Lelouch, she thought. I wonder where you are now... Heaven, or Hell? You liberated much of the world from the fear of Britannia, but you ruined Britannia in the process. Lelouch, 'The Enigma'

Her thoughts came to a pleasant halt when she caught sight of her uncle's mansion, high on a cliff, built partly into White Mountain. It was the same as she'd dimly remembered, from photographs in the family album and infrequent visits during her childhood, before going over to Ashford Academy. Coming here, so far in the mountains, was the right thing to do, even if it was against the wishes of her parents.

For some reason, Nina's father and uncle Victor never did manage to see eye-to-eye.

The carriage stopped before her uncle's front gate fifteen minutes later. Nina got out without waiting for the driver to open her door, stretched, and breathed in the fresh, bracing mountain air. She shivered slightly in the cold; understandable, for she had not changed clothes during the flight from Galveston, and still wore her by-now infamous 'Dress of Red Death', so named because she had been wearing it when the FLEIA bomb was test-fired.

Interestingly, uncle Victor's main doors opened just as Nina was about to knock, resulting in her holding up a fist in front of her uncle Victor, who was obviously on his way out.
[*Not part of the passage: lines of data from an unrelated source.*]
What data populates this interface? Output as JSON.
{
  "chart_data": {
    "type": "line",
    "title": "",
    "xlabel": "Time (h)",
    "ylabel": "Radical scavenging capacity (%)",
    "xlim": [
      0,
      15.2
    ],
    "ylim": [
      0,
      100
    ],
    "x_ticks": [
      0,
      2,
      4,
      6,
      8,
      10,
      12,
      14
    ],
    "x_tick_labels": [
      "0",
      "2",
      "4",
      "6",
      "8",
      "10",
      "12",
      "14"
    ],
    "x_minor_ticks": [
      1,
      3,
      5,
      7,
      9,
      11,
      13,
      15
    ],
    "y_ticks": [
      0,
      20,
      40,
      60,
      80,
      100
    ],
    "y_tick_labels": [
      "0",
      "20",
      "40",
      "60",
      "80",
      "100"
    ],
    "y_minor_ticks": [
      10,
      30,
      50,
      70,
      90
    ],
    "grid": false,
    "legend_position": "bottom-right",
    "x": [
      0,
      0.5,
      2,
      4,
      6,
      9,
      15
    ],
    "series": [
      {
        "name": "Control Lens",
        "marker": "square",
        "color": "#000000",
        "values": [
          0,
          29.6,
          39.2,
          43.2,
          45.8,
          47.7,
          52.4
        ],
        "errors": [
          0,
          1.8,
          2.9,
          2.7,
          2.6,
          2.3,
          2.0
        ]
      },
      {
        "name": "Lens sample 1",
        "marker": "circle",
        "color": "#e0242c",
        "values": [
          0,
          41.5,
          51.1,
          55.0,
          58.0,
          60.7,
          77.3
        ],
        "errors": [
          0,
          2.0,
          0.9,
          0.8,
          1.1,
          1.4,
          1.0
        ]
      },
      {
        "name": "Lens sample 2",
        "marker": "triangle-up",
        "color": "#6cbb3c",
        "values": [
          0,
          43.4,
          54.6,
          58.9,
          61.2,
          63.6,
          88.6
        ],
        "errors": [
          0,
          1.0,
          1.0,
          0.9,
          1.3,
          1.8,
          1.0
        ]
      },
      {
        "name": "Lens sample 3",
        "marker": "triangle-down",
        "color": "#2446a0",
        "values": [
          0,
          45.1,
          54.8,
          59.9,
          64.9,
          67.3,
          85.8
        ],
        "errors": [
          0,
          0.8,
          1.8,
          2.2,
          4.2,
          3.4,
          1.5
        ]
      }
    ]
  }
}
"Nina!" he exclaimed, too joyfully. He stepped to the side, as though to conceal something from her. "How've you been?"

"Uncle Victor," she replied, smiling despite her suspicion that he was hiding something. "So good to see you again. What's that you're hiding behind your back?"

"Hm? Me? Hiding?" Uncle Victor faltered. "Nothing! Nothing of your interest, anyway..." Einstein was never a good liar; already cold sweat was breaking out across his forehead. Nina smiled; it was amusing to see him so agitated.

"Come on, Uncle Victor, you can show me," Nina said. "Are you going to deny your favourite niece a simple request, after she hasn't seen you for so long?"

Einstein sighed. "All right," he said, and moved aside, revealing to his niece the slender, slightly pale form of his patient.

Nina's eyes widened like one of her FLEIA bomb craters. "N-no..." she said. "It can't be. You-you're dead! I saw you die! The whole world saw you die!" Her voice rose to a shriek.

"You can't be alive! Lelouch Lamperouge!!"